“Operational efficiency” report ranks US commercial banks

US commercial banks which favoured “high operational efficiency” in the first quarter of 2020 have reaped the financial rewards of their efforts, according to a report by Hoeg & Company.

Out of the 50 most operationally efficient US commercial banks – taken from a pool of 4,465 – 62% landed an above average “businesses effectiveness” rating. That is, the measure of quality of a bank’s portfolio of business for generating profits.

The well-performing firms were some of the largest in terms of assets but not necessarily employee count

The majority of institutions which have invested in streamlined operations have, so far this year, also built up some of the most profitable balance sheets.

Top performers

Charles Schwab’s Bank and Premier Bank, UBS Bank USA, Bank of America California and Morgan Stanley Private Bank all made the top 50 in terms of operational efficiency, whilst also landing an above average business effectiveness rating.

Though not making the top 50, Citibank still scored 73.22 and 86.36 on efficiency and business effectiveness respectively – above the average – as did Bank of America, scoring 69.79 and 93.42 respectively.
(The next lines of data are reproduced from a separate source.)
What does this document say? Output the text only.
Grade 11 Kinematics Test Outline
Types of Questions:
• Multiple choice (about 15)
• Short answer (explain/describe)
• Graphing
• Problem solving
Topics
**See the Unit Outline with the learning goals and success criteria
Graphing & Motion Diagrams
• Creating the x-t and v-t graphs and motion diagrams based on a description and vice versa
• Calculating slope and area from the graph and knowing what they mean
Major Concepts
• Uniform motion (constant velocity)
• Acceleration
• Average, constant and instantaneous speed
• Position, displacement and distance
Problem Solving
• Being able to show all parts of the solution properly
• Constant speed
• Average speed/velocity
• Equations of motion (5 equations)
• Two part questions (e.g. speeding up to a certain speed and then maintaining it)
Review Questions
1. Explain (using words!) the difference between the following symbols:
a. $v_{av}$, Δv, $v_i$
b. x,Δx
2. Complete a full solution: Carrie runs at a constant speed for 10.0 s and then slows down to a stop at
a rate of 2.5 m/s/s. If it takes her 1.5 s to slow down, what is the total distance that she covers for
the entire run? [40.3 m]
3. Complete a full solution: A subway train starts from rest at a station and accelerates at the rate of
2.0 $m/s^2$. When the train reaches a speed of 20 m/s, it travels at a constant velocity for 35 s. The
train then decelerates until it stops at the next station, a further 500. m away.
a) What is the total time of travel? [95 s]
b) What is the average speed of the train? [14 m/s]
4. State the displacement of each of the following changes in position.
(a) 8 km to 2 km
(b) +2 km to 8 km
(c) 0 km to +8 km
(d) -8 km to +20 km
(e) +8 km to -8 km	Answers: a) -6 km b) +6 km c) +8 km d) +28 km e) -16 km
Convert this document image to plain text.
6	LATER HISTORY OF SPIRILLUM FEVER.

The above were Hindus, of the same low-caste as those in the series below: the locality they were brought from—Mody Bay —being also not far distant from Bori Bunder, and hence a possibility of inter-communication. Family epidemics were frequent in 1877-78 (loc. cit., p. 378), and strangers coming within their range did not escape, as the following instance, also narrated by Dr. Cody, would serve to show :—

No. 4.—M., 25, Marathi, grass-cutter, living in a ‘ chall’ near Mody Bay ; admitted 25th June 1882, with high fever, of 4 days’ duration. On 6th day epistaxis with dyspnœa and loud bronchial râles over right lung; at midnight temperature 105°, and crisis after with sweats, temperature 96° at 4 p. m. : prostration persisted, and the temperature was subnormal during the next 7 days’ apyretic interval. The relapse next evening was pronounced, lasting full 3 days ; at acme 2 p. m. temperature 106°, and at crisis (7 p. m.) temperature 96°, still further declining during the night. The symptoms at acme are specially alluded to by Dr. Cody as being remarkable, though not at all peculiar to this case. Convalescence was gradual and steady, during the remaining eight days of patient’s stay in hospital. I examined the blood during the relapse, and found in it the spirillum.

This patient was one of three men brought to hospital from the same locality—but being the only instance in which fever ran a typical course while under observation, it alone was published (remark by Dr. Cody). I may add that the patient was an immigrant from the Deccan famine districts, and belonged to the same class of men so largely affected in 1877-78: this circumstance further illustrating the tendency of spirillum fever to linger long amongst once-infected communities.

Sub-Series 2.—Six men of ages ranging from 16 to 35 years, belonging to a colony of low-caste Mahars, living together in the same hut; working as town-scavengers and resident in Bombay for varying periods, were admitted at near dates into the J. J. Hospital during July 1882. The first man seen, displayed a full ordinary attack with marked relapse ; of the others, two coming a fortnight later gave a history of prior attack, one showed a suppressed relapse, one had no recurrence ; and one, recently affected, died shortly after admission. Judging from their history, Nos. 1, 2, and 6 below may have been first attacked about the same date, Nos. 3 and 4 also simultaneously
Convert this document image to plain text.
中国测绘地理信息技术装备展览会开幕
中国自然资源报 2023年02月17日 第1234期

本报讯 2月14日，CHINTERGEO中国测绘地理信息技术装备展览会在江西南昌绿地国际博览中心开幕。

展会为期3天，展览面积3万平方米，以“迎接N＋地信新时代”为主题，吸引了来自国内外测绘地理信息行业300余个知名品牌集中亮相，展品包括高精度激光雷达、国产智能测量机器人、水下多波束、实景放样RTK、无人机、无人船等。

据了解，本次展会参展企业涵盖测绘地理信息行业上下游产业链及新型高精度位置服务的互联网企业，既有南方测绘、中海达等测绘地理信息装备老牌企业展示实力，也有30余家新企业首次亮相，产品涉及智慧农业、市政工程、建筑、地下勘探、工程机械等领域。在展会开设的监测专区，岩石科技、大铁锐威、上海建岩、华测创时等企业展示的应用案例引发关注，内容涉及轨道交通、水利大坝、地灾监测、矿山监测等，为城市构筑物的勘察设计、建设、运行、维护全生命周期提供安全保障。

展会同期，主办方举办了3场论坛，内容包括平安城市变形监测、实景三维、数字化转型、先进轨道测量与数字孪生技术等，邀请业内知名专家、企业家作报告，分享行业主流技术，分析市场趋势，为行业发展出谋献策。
Efficient but not “business effective”

Some big commercial banks dipped below average business effectiveness, despite maintaining some of the highest operational efficiency scores. These included Wells Fargo National Bank West (-7.31) and TD Bank USA (-29.09).

Wells Fargo announced earlier this month that it will be laying off further staff, likely before the end of the year.

The bank’s chief financial officer, John Shrewsberry, told investors that the cost-cutting programmes are designed to get the bank’s total expense base (the total headcount for Wells Fargo) “to as lean a state” as the bank “can responsibly operate”.

Automation

Although most of the well-performing firms were some of the largest in terms of assets, they were not necessarily all the largest in terms of employee numbers. The report claims that this supports the logic behind major banks’ heavy job cutting schemes.

“This is likely the result of achieving economies of scale in their operations and being structured around automated processes,” the report explains.

Artificial intelligence (AI) applications are providing an aggregate potential cost savings of $447 billion by 2023 for banks. Front and middle office accounting make up $416 billion of that total, according to Autonomous Next research.

Conclusions

The bottom 50 commercial banks in Hoeg & Company’s report in terms of operational efficiency had a negative net income overall, compared to the positive net income held up by the industry average.

The report includes other big names measured for operational efficiency and business effectiveness. These included Banco Santander Puerto Rico, which scored 65.35 and 96.24 respectively, Deutsche Bank Trust Company Americas, which scored 79.11 and 94.72 respectively, and HSBC Bank USA, which scored 45.01 and 67.19 respectively – considerably below industry averages.

The report suggests operational efficiency does not necessarily always equal business effectiveness, but is a significant contributor to it the majority of the time.

This points to the fact that some commercial banks are still struggling to make full financial use of the operational efficiency they have put in place.